向精神薬が開発される前の薬物治療としては、統合失調症や薬物依存症に対する『インシュリン・ショック療法』がありましたが、これもメトラゾールの投与と同じく、精神病患者に昏睡(意識消失)やけいれん発作を起こさせるショック療法の一種でした。インスリン(インシュリン)は膵臓のランゲルハンス島(膵島)のβ細胞から分泌される生体ホルモンであり、『血糖値の低下・炭水化物(糖分)の代謝促進』の作用を持っていますが、インスリンを大量投与すると脳内の血糖値が急激に低下して『昏睡(意識消失)・けいれん』といった反応が起こります。オーストリアの精神科医マンフレート・ザーケルは、薬物依存症の患者にインスリンを大量投与してけいれん発作を誘発したところ、その患者が薬物を欲求しなくなったことに気づき、このインスリン・ショック療法を統合失調症にも応用したのでした。

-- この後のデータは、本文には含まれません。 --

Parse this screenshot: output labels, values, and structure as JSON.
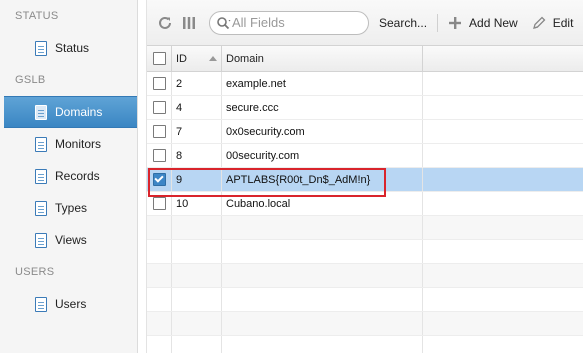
{
  "sidebar": {
    "sections": [
      {
        "header": "STATUS",
        "items": [
          {
            "label": "Status",
            "active": false
          }
        ]
      },
      {
        "header": "GSLB",
        "items": [
          {
            "label": "Domains",
            "active": true
          },
          {
            "label": "Monitors",
            "active": false
          },
          {
            "label": "Records",
            "active": false
          },
          {
            "label": "Types",
            "active": false
          },
          {
            "label": "Views",
            "active": false
          }
        ]
      },
      {
        "header": "USERS",
        "items": [
          {
            "label": "Users",
            "active": false
          }
        ]
      }
    ]
  },
  "toolbar": {
    "search_placeholder": "All Fields",
    "search_label": "Search...",
    "add_new_label": "Add New",
    "edit_label": "Edit"
  },
  "grid": {
    "columns": {
      "id": "ID",
      "domain": "Domain"
    },
    "sort": {
      "column": "ID",
      "direction": "ascending"
    },
    "rows": [
      {
        "id": "2",
        "domain": "example.net",
        "selected": false
      },
      {
        "id": "4",
        "domain": "secure.ccc",
        "selected": false
      },
      {
        "id": "7",
        "domain": "0x0security.com",
        "selected": false
      },
      {
        "id": "8",
        "domain": "00security.com",
        "selected": false
      },
      {
        "id": "9",
        "domain": "APTLABS{R00t_Dn$_AdM!n}",
        "selected": true
      },
      {
        "id": "10",
        "domain": "Cubano.local",
        "selected": false
      }
    ]
  },
  "colors": {
    "selected_row": "#b8d6f3",
    "active_sidebar": "#3a86c3",
    "highlight_border": "#d9242b"
  }
}
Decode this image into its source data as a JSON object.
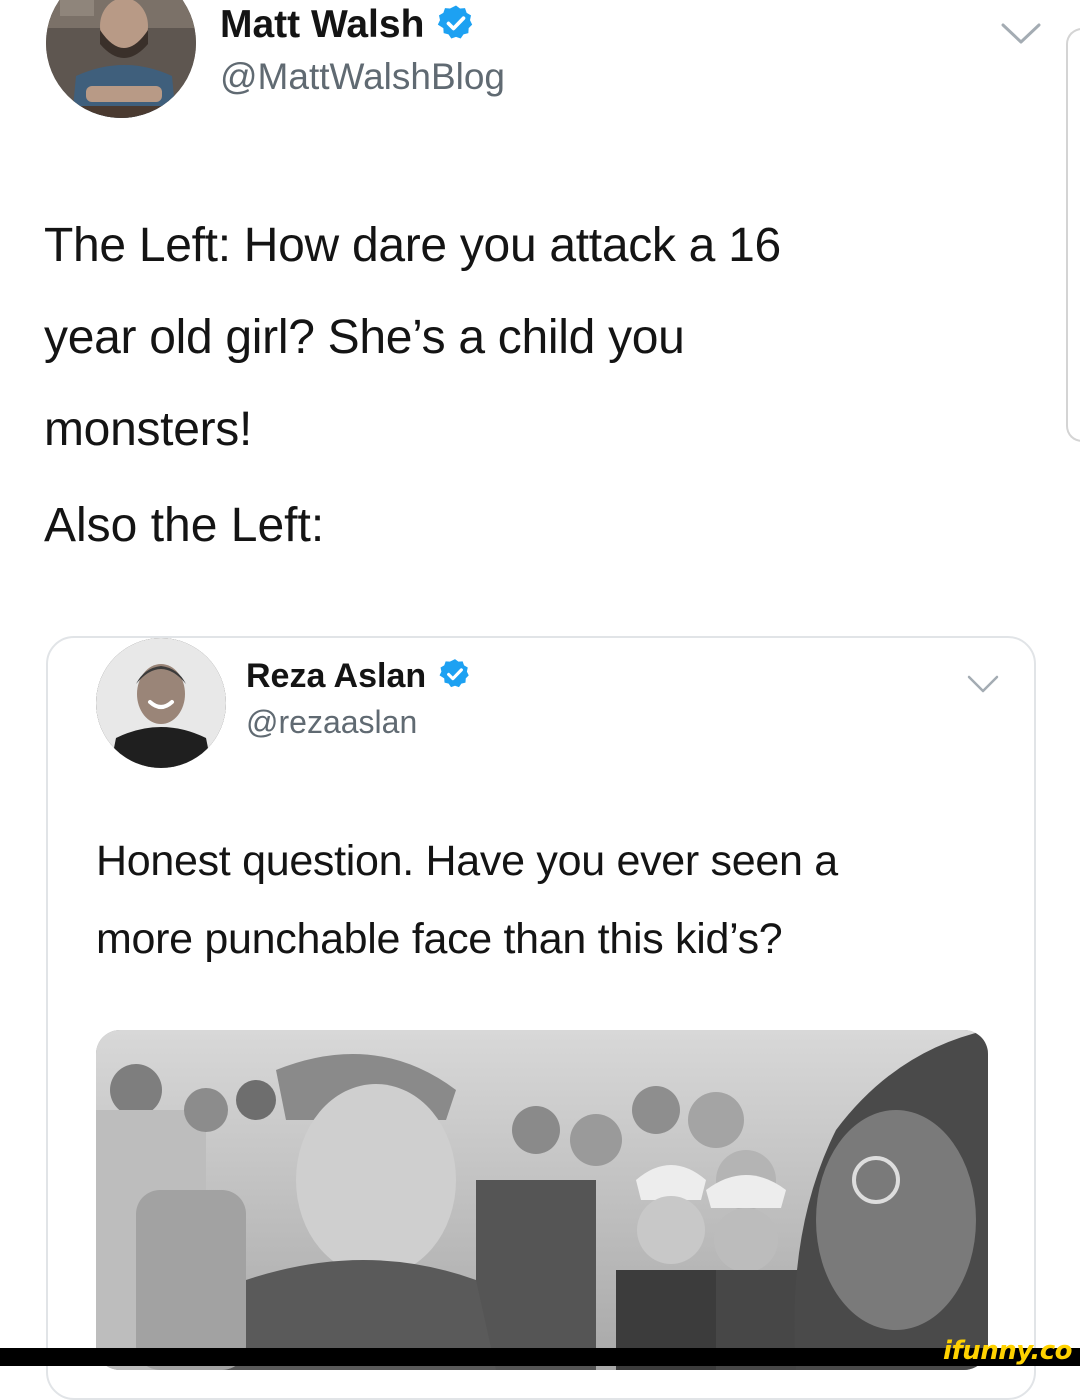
{
  "outer_tweet": {
    "author_name": "Matt Walsh",
    "handle": "@MattWalshBlog",
    "text_line_1": "The Left: How dare you attack a 16",
    "text_line_2": "year old girl? She’s a child you",
    "text_line_3": "monsters!",
    "text_line_4": "Also the Left:",
    "verified_icon": "verified-badge-icon",
    "menu_icon": "chevron-down-icon"
  },
  "quoted_tweet": {
    "author_name": "Reza Aslan",
    "handle": "@rezaaslan",
    "text_line_1": "Honest question. Have you ever seen a",
    "text_line_2": "more punchable face than this kid’s?",
    "verified_icon": "verified-badge-icon",
    "menu_icon": "chevron-down-icon",
    "photo_description_icon": "photo"
  },
  "watermark": {
    "text": "ifunny.co"
  },
  "colors": {
    "verified_blue": "#1da1f2",
    "handle_gray": "#606a72",
    "text_dark": "#141414",
    "card_border": "#e1e4e7",
    "watermark_yellow": "#ffd200",
    "bottom_bar": "#000000"
  }
}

『インスリン・ショック療法』は渡米したマンフレート・ザーケルの啓蒙活動もあって、1930~1940年代に欧米の統合失調症治療に多く用いられましたが、その作用機序は過活動になっている大脳辺縁系の原始的衝動を抑制して幻覚・妄想を消失させるという、かなりいい加減なものでした。インスリン・ショック療法の効果については、インスリン投与による『意識の消失(昏睡)』が自我を抑圧している超自我(スーパーエゴ)を弱めることで、精神構造のバランスが回復してくるという精神分析的な解釈が為されたりもしました。

メトラゾールやインスリン、電気ショックなどを用いた『物理的・化学的なショック療法』は、その危険性や副作用と比較して治療効果が高いとは言えず、現代の精神医学の知識・経験からすると間違った治療法と言わざるを得ません。しかし、当時の観念的・抽象的な精神医学は『科学的な医学分野』とは見られておらず、精神医学と精神分析(心理療法)の境界線も明らかではなかったため、精神科医の多くは『正式な医学』として認められるために『科学的・専門的に見える治療法』を必死に模索していたという背景もあります。

精神分析やカウンセリングのような薬・手術を用いない『談話療法(会話療法)』では、専門家としての『医師の権威・特別意識』が揺らぎやすいということもあり、19~20世紀半ばまでの精神科医は『精神疾患を診断して薬を処方する・精神疾患を治癒させる手術を実施する』という医学モデルへの強い憧れを持っていたのでした。

“解剖学・薬理学・生理学・神経学”などの専門知に基づいた“手術・処方・投薬”をするのが医師であり、ただ患者の悩みや話を聞いてアドバイスしたり心理療法をするだけの精神科医(精神分析医)は『プロフェッショナルな医師』とは言えないという、医学界内部の差別意識のようなものが当時あったのです。

『精神医療における薬物療法・精神外科』というのは、精神科医が他の診療科の医師と『科学的治療法の観点』で対等になろうとする悲願であり、その悲願が達成されるのが1950年代のクロルプロマジンを嚆矢とする向精神薬の相次ぐ開発でした。目に見えない心の問題や精神症状の苦痛の原因が、脳内の情報伝達物質の分泌障害にあるという『生体アミン仮説(モノアミン仮説)』が立てられ、薬剤の臨床試験や効果研究を通して間接的にモノアミン仮説が補強されていきました。